I have very interesting problem I've been trying to solve for last two days.
$$\int_0^{\frac\pi2} \log(\cos(x))dx$$
I have already tried integration by parts, chain rule. It made no sense at all.

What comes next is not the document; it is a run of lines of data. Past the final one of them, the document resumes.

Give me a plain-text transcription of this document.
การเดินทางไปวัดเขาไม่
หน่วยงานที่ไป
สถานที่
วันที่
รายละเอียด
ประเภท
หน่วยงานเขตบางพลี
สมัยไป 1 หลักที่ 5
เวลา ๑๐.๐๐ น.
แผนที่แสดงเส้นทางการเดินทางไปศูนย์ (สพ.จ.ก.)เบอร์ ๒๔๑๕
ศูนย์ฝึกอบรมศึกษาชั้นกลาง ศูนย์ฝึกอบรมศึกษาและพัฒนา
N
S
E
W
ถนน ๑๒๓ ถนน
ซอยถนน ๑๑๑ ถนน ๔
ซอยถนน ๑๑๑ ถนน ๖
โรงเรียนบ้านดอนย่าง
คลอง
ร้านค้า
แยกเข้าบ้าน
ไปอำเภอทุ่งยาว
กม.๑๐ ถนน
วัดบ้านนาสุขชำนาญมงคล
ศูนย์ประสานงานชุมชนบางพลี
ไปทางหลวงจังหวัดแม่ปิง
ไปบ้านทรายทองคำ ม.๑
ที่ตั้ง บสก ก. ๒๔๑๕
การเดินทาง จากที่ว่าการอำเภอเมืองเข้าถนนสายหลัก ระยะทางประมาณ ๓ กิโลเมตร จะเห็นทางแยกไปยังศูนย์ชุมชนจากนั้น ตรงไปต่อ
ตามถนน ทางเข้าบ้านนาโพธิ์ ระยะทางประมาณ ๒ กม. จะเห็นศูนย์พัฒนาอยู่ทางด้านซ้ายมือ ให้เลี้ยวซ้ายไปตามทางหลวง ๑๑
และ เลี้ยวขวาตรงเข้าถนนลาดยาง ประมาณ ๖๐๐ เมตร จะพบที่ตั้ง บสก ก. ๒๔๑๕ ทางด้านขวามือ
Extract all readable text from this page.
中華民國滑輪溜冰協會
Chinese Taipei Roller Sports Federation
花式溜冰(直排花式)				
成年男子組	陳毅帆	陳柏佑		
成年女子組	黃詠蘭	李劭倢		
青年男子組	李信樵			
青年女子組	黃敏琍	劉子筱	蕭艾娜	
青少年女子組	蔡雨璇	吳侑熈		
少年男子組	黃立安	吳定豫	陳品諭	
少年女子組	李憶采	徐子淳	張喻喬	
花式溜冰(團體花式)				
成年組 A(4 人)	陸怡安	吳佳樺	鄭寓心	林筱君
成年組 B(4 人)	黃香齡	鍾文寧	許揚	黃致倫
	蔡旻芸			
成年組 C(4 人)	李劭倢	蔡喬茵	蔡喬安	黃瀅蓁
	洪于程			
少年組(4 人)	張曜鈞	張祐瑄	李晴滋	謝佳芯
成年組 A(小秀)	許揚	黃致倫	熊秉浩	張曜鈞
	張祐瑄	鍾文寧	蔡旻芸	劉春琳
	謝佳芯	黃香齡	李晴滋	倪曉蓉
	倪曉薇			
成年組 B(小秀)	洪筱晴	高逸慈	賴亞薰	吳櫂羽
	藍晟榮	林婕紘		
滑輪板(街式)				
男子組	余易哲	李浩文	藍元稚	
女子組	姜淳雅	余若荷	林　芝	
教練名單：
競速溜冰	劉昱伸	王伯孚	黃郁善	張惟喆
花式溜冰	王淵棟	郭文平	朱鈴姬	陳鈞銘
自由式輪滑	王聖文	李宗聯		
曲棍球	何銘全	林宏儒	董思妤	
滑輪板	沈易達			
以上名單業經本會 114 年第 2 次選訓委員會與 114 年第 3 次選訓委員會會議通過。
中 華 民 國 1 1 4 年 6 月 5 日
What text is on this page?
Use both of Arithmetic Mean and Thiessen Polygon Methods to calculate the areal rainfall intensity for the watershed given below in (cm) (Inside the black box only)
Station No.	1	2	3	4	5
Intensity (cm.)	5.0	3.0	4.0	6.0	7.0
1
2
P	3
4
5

I know (from reliable source) that the function has no indefinite integral but has definite one.
Thank you for helping
Since we have for all integrable functions $f$ on $[0,a]$ following: $$ \int_0^a f(x) dx =\int_0^a f(a-x)dx$$
we have also $$C:=\int_0^{\frac\pi2} \log(\cos(x))dx =\int_0^{\frac\pi2} \log(\cos({\pi\over 2}-x))dx = \int_0^{\frac\pi2} \log(\sin(x))dx=:S$$
so we have $$C+S=\int_0^{\frac\pi2} \log(\sin(2x)/2)dx={1\over 2}\int_0^{\pi} \log(\sin(t)/2)dt$$
Since $$\int_0^{\pi} \log(\sin(t)/2)dt = 2\int_0^{\pi\over 2} \log(\sin(t)/2)dt = 2S-2\int_0^{\pi\over 2} \log(2)dt = 2S-\pi \log(2)$$
So $$C+S = S-{\pi\over 2} \log(2)$$ and $$C = -{\pi\over 2} \log(2)$$